The AUKUS pact has already demoed tech this year, including a successful autonomous swarm exercise in the U.K. in April and trials of “trusted” robotics and autonomous systems in Australia in October, the official said.
Austin also announced an “AUKUS innovation challenge series” in which companies from all three nations will compete for prize money on a specific technology. The Pentagon did not disclose how much money defense contractors could win, but said the first challenge will be focused on electronic warfare and will be launched early next year. The countries are also establishing an “AUKUS industry forum” with members of government and industry to help inform policy for the effort. The group will have its first meeting in 2024.
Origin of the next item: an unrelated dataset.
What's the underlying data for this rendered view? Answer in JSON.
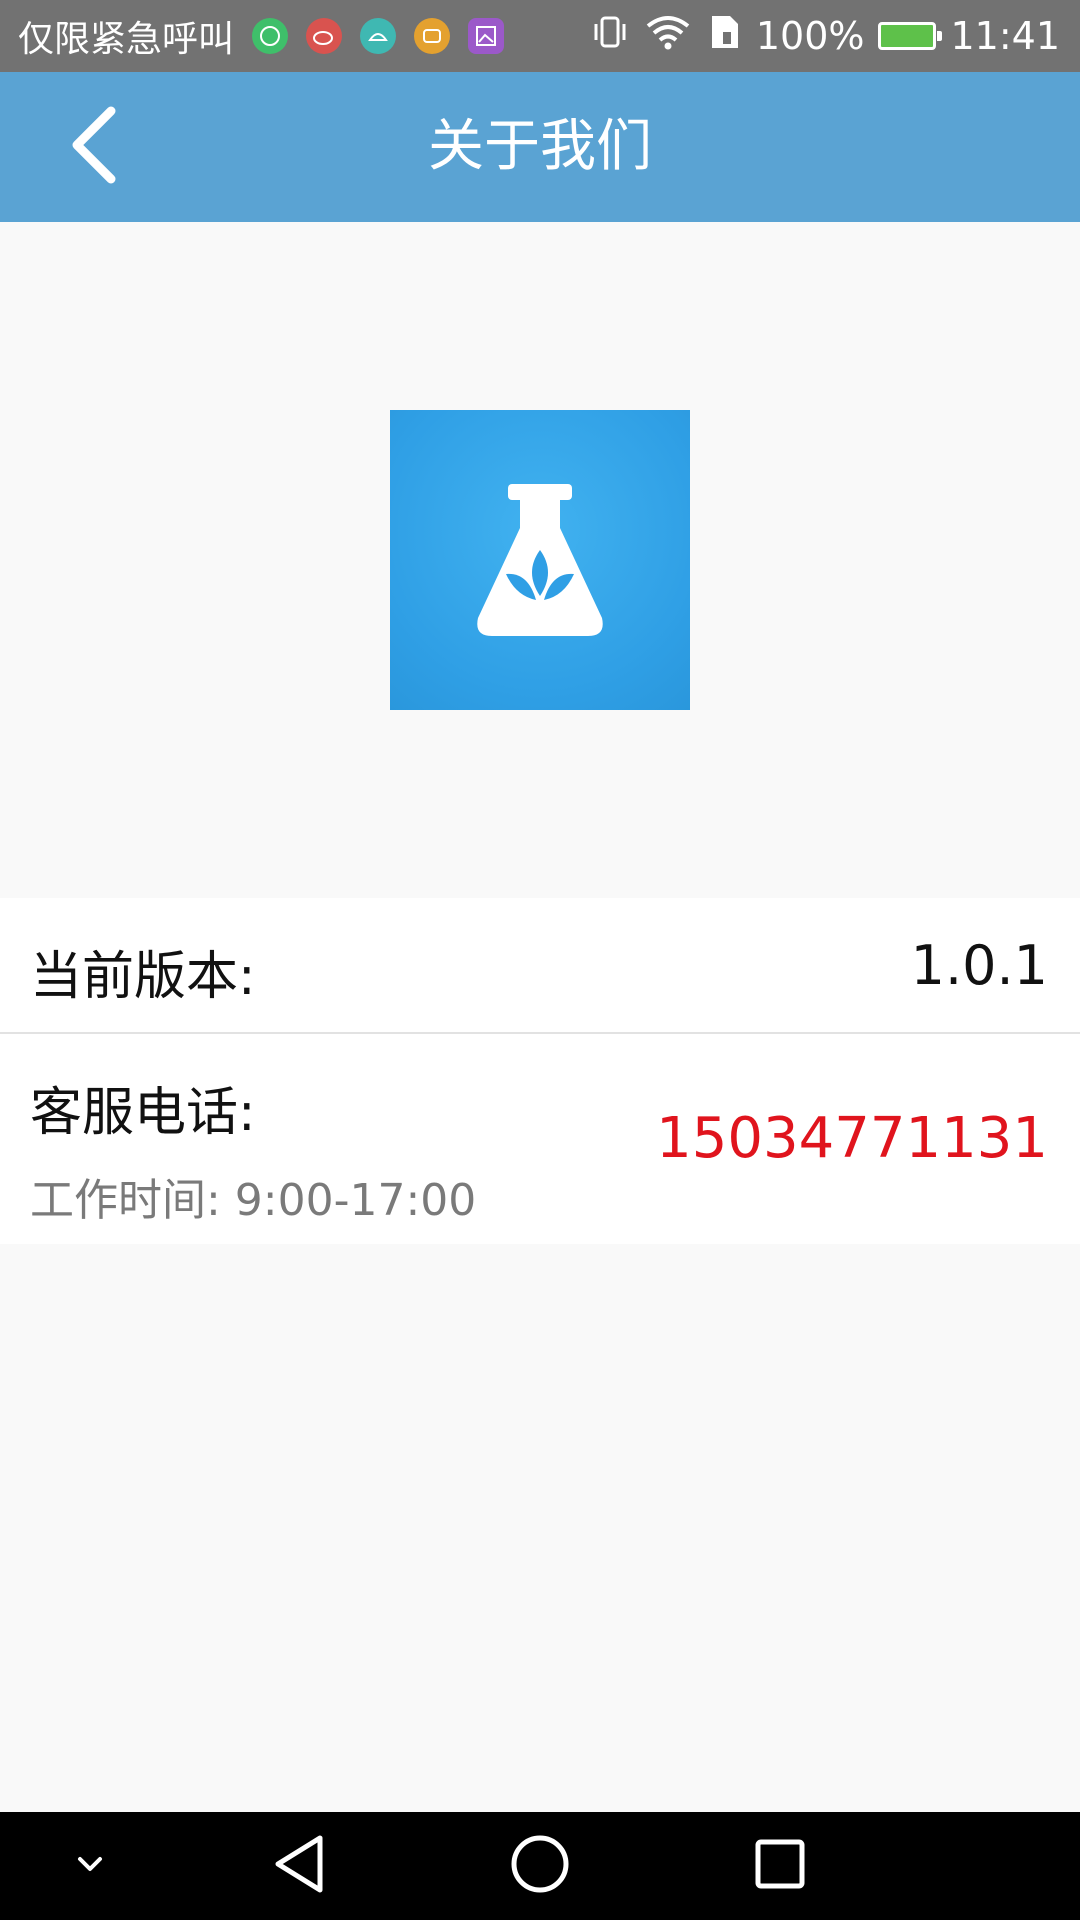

As the trilateral partnership sets milestones for Pillar Two, the U.S. is set to spend billions in coming years to shore up its own industrial base to handle the demands of AUKUS.
In addition to the export-control legislation, the department has asked Congress to approve the transfer of $3 billion from Australia to help revamp the U.S. submarine industrial base. That proposal is being blocked by Sen. Roger Wicker, ranking member of the Senate Armed Services Committee, who is also blocking another proposal—to allow the transfer of Virginia-class submarines to Australia—unless the submarine industrial base gets more money from the broader defense supplemental package.
While the state of AUKUS legislation remains up in the air until Congress finishes negotiating a defense policy bill, the senior defense official said it’s important to get the funds from Australia.
“Those investments will uplift the U.S. submarine industrial base and provide enduring benefits for AUKUS and U.S. submarine construction and maintenance efforts,” the official said.
Earlier on Friday, the U.S. State Department announced a possible foreign military sale of up to $2 billion worth of “training and training devices” to Australia for the Pillar One program.
“The sale will advance the AUKUS trilateral agreement by providing the equipment to train Royal Australian Navy crews in areas such as submarine navigation, communications, ship control, and other capabilities. Additionally, it will also provide the means to train select Australian civilians and contractors at United States naval shipyards. This trained workforce will grow Australia’s submarine capability, which is expected to ultimately incorporate technologies from all three AUKUS partner nations. Australia will have no difficulty absorbing this equipment and services into its armed forces,” State’s press release said.